The most recent scouting report on Hawkins comes from Baseball Prospectus’ Jason Parks who saw him recently at instructional league in Arizona:
Thicker body than I expected; Kevin Mitchell thighs; obvious athlete; multiple 4.25 times to first; strength is just as obvious as athleticism; ball screams off bat when contact is made; top-heavy swing; bat speed generated by tremendous raw strength; lacks impressive bat control; fooled by off-speed stuff; front foot contact; left field profile for me; … power is only loud tool, but it has the potential to be very loud; doesn’t have star-level projection; if power translates, has first-division potential, but role 5 player more realistic; how long does present athleticism keep profile from being worse?; how big does the body get?; major league strength, but does he have a major league swing?; I need to see a lot more, but I was expecting to see a more electric profile and a little less body.
Parks’ current projection on Courtney Hawkins, the apple of some commenter’s eye, is as an average left-fielder. Which do you think has more value, an average shortstop or average corner outfielder?

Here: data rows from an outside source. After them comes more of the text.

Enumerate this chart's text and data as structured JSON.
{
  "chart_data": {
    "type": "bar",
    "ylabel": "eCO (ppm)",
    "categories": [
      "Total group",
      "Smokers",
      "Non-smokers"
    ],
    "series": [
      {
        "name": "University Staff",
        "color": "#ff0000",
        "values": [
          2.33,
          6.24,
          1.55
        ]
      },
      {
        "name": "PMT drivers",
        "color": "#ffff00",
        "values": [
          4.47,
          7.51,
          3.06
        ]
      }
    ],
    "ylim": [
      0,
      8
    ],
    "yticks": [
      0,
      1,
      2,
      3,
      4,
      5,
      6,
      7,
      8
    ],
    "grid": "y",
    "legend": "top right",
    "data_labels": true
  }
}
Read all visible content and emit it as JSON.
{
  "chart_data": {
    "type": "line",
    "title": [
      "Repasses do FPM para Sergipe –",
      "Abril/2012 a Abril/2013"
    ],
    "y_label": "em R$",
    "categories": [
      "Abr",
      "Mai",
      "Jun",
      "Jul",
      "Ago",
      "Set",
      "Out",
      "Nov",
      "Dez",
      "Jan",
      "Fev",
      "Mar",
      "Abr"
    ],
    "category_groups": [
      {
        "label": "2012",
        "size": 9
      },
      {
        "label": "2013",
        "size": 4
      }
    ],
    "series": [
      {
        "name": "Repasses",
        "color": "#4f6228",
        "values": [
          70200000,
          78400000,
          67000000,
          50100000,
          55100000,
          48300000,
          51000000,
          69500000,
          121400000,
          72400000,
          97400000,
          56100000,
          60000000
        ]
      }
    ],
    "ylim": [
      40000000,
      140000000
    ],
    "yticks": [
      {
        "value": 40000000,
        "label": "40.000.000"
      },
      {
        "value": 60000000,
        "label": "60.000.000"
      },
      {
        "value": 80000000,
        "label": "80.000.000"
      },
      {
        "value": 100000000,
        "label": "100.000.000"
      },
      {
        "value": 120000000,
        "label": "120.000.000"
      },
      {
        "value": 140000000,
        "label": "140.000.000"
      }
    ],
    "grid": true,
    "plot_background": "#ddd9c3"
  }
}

I was on record before the draft suggesting that the Mets should take the risk on Harvard-Westlake RHP Lucas Giolito. He was a risky pick, because he was looking at likely Tommy John surgery, and was asking for a big bonus. Sure enough, in August, the Nationals, who paid him nearly $3 million and built their entire draft around meeting his bonus demands as eight of the team’s next nine picks signed below allocation so the team could afford Giolito’s bonus. I understand the Mets’ hesitation here.
Opinions are good. I am glad that fans have read enough about the minors here and elsewhere that they have developed strong opinions about players they have never seen (although a little humility would seem sensible). However, the only thing I am certain about when it comes to writing about baseball is uncertainty, especially when writing about prospects.
If Hawkins or Cecchini or Giolito become All-Stars, well great for them and their team. The fact that one does and one does not, would not make any an awful or a terrible pick three months after the draft.*
(*Note, I added the final six words in an afternoon revision for clarity.)